CUT A STRIP about 100mm wide off a new sheet of plywood, marking which side is the factory edge.
MAKE THE GUIDE using screws to secure a 250mm wide strip of 6mm plywood to the factory edge, then set the saw baseplate angle
to 45º and trim off the edge of the 6mm plywood.
CUT THE SPLIT BATTENS by measuring and marking a cut line 30mm from the edge of the plywood then clamp the cutting guide and run the circular saw along it to cut the hook strip for the hanging cleats.
Measure and mark further cut lines at 70mm intervals and clamp the guide to cut the battens.
Attach the battens
This garage storage system uses plywood split battens secured to the wall at 300mm intervals.
You’ll need 12 split battens to span the full width of a 3600mm wall.
To secure the split battens, mark level lines 300mm apart on the wall then mark the stud positions.
USE A STUD FINDER to locate the studs and check whether they are 450 or 600mm apart.
For a masonry wall, use a hammer drill and masonry bit to make holes for wall plugs a similar distance apart.
MAKE A CUTTING GUIDE to ensure perfectly consistent battens and to speed up the process, and another one to make the hanging cleats.
Cut an extra batten as a heavy-duty hook strip for the storage bins.
TIP You won’t be able to use the cutting guide effectively for the last 250mm of the sheet, so use this offcut to make the shelves and bins.
Use a spirit level to mark a level line 250mm up from the floor and continue this line for the full width
of the wall. Measure up from this line to mark 300mm intervals at each end of the wall then flick a chalkline to show the positions of the split battens.
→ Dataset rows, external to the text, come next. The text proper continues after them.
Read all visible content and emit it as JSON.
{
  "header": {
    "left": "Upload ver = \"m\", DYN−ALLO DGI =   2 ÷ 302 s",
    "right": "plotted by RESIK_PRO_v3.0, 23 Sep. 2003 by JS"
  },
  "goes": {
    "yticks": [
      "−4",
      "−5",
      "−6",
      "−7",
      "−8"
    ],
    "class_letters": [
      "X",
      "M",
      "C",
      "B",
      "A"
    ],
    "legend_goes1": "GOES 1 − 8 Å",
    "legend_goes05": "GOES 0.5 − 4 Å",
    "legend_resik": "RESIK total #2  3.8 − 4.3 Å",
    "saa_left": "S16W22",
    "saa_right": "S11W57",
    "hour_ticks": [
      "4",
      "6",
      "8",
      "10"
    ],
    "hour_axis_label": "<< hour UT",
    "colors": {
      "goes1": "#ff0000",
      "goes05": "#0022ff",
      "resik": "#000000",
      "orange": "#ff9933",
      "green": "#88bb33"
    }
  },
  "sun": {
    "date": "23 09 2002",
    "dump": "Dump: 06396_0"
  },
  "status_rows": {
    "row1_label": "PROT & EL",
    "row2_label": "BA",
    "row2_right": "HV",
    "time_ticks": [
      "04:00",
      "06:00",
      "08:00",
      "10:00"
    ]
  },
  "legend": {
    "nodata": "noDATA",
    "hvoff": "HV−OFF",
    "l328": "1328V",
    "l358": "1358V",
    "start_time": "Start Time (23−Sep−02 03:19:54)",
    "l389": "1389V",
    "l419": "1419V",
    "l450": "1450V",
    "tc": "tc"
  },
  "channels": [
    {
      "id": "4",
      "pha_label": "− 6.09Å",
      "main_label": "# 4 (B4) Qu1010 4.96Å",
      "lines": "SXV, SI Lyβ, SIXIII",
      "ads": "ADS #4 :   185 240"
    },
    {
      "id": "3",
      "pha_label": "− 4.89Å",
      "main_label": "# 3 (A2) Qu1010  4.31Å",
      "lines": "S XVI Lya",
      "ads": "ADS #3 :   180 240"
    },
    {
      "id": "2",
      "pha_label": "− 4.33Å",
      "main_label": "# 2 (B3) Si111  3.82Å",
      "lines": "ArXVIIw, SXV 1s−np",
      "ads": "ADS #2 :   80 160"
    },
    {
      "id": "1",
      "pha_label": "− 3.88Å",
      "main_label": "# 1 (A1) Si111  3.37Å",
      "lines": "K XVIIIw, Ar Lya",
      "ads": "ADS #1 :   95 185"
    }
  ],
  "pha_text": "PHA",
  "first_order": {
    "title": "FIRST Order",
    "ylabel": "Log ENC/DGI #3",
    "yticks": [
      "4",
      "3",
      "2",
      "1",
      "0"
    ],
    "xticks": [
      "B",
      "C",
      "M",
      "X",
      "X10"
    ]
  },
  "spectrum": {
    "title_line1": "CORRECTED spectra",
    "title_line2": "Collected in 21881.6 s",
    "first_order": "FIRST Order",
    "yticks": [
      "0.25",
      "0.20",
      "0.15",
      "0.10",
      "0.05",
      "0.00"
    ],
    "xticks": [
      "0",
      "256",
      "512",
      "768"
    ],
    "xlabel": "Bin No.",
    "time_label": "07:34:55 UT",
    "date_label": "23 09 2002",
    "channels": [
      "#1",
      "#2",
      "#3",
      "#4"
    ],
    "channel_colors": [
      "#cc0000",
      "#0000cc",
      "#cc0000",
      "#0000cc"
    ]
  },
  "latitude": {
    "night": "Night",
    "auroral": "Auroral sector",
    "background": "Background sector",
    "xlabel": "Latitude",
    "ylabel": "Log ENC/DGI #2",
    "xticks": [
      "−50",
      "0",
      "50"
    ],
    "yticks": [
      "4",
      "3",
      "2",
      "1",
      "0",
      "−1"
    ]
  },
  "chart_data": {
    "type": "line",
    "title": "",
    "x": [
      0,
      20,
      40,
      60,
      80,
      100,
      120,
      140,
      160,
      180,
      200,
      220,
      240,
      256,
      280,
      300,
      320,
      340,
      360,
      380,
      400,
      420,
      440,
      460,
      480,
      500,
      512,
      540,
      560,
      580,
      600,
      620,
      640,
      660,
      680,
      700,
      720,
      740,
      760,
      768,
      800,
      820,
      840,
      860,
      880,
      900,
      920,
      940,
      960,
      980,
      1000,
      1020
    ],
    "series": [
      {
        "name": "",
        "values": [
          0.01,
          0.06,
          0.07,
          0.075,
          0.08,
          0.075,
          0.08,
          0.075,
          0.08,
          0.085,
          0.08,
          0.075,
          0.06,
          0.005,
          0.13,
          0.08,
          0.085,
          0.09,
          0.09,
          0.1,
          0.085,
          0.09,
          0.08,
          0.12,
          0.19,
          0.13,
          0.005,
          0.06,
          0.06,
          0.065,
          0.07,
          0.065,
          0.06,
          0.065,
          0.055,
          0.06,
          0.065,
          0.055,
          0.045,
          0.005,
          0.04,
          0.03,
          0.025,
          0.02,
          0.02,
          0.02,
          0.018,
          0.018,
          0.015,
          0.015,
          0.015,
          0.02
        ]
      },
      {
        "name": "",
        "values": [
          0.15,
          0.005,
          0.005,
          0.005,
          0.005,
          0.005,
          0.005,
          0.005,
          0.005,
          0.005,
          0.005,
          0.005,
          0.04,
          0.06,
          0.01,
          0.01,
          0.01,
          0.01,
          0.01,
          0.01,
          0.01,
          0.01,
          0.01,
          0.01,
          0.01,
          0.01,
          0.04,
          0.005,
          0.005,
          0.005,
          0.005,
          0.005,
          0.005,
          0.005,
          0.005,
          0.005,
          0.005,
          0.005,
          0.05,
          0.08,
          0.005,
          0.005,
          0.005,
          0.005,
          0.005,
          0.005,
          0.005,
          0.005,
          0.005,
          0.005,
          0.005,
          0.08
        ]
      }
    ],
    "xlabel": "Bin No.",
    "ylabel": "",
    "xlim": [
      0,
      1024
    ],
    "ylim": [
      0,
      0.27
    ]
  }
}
Use a stud finder to locate a stud then drill a series of 1.5mm diameter holes to find its exact width. Mark the centre of the stud then use a spirit level to draw plumb lines at 450mm or 600mm intervals from this mark to show the centres of the other studs.
Measure the width of the wall that you plan to use for the storage system, then cut the split battens to length. Align the base of each split batten with the marked line, drill and countersink pilot holes at the stud positions and secure with screws.